Sebuah jitakan mendarat mulus di kepala Ruri membuatnya meringis kesakitan sambil memegang bekas jitakan dari Disa. “Sakit tau!”

Tiba-tiba sebuah chat masuk di handpone Disa.

Jangan bengong kayak tadi lagi, imutnya nggak nahan! Sekali lagi sorry buat kemarin. Sengaja, gue jutekin. Supaya pertemuan kita nempel terus di memory kepala lo! –Bimo

Mata Disa melotot seperti telur dadar, mulutnya bahkan menganga saking tidak percaya kakak kelasnya yang kemarin bersikap jutek itu mengiriminya chat.

Tunggu dulu, dari mana orang itu mendapatkan IDnya Linenya. Seingatnya, dia belum pernah memberikan ID Line-nya kepada siapapun di sekolah ini kecuali Ruri. Belum sempat Disa berpikir, apalagi menaruh rasa curiga kepada sohib barunya itu, Ruri tiba-tiba mengguncang lengannya.

"Dis, liat deh! Itu kok rame banget ya?"

Disa memasukan kembali handpone ke dalam saku bajunya lalu menoleh ke arah yang ditunjuk Ruri. Kepalanya goyang sana sini supaya bisa melihat apa yang sedang dikerumuni cewek-cewek itu. Ternyata Raka, cowok dingin yang langsung tenar seanteroan sekolah.

"Kenapa sih ganteng banget?" Gumam Disa pelan, tapi Ruri bisa mendengarnya dengan jelas.

Lagi-lagi Ruri menangkap ekspresi aneh di wajah Disa. Sejurus kemudian Ruri langsung mencubit pipi Disa dengan pelan, tapi terasa nyeri di pipi gadis itu hingga membuatnya meringis kesakitan. Sengaja, biar dia tersadar dari mesem-mesemnya itu.

Disa protes, "Kok dicubit sih?"

"Mau ikutan ngasih Raka coklat juga ngak? Mumpung cokelatnya belum gue makan nih." Ruri menyodorkan kembali cokelat yang diterimanya dari Disa tadi.

Ditanya begitu Disa semakin senyam-senyum tidak jelas, matanya membentuk bulan sabit dan pipinya berubah merah merona.
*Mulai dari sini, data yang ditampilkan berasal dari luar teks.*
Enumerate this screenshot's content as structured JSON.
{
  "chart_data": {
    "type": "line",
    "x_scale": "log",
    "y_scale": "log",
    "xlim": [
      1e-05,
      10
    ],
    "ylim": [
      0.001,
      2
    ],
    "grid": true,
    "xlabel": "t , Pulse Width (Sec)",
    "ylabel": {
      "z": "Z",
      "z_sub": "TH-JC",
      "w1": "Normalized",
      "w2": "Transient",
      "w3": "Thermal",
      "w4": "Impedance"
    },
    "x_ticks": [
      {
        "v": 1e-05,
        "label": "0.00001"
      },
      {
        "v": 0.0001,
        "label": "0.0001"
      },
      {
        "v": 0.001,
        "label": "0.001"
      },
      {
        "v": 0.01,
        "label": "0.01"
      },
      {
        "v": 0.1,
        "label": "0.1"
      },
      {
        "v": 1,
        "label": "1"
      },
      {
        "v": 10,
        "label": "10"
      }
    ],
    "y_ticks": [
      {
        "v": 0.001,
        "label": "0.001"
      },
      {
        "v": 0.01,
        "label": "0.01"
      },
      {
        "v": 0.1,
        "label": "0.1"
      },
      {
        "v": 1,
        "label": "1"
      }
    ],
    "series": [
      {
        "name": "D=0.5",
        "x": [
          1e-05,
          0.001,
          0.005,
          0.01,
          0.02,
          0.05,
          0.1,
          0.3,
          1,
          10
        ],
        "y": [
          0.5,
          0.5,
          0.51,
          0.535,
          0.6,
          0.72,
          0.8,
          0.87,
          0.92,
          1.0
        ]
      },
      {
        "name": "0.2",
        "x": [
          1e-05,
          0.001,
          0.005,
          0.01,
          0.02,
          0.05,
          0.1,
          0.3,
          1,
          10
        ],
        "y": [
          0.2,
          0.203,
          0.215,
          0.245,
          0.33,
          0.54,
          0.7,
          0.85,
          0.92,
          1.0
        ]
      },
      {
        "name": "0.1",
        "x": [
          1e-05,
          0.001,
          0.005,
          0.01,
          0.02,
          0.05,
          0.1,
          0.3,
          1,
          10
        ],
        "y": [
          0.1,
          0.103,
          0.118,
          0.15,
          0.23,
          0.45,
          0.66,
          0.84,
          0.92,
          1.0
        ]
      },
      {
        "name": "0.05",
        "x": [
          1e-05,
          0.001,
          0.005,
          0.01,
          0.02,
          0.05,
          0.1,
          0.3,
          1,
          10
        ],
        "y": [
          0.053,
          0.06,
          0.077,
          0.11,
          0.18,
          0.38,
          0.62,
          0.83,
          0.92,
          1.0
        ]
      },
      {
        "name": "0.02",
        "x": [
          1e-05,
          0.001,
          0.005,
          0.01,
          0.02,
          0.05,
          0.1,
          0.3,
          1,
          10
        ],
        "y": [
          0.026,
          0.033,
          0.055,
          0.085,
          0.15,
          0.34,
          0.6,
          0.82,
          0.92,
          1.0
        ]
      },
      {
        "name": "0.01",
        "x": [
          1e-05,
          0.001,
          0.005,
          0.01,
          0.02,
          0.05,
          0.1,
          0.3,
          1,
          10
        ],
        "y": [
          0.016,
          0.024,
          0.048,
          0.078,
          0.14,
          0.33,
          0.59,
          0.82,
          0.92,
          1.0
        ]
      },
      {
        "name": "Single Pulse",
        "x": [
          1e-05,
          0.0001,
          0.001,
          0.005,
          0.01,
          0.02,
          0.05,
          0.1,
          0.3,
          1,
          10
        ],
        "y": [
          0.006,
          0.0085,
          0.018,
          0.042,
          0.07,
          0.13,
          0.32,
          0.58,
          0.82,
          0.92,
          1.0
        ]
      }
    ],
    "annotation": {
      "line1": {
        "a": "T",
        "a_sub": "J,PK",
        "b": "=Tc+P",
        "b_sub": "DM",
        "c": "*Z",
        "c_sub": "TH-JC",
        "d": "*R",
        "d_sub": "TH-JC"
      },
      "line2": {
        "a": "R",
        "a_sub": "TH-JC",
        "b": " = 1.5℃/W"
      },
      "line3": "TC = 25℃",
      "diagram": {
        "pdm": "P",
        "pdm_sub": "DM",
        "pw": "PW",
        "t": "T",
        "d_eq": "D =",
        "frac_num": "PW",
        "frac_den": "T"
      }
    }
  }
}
Ruri hanya geleng-geleng kepala sambil menertawakan teman barunya itu.

Matanya kembali memperhatikan sosok Raka yang kini jadi alasannya semangat datang ke sekolah. Dari jauh cowok itu terlihat kewalahan dan terasa sesak dikerumuni cewek-cewek yang ingin memberikannya cokelat. Raut wajahnya terlihat cuek, tak acuh, dan tidak peduli dengan sekelilingnya, bahkan dari semua sodoran cokelat tidak ada satupun yang dia sentuh.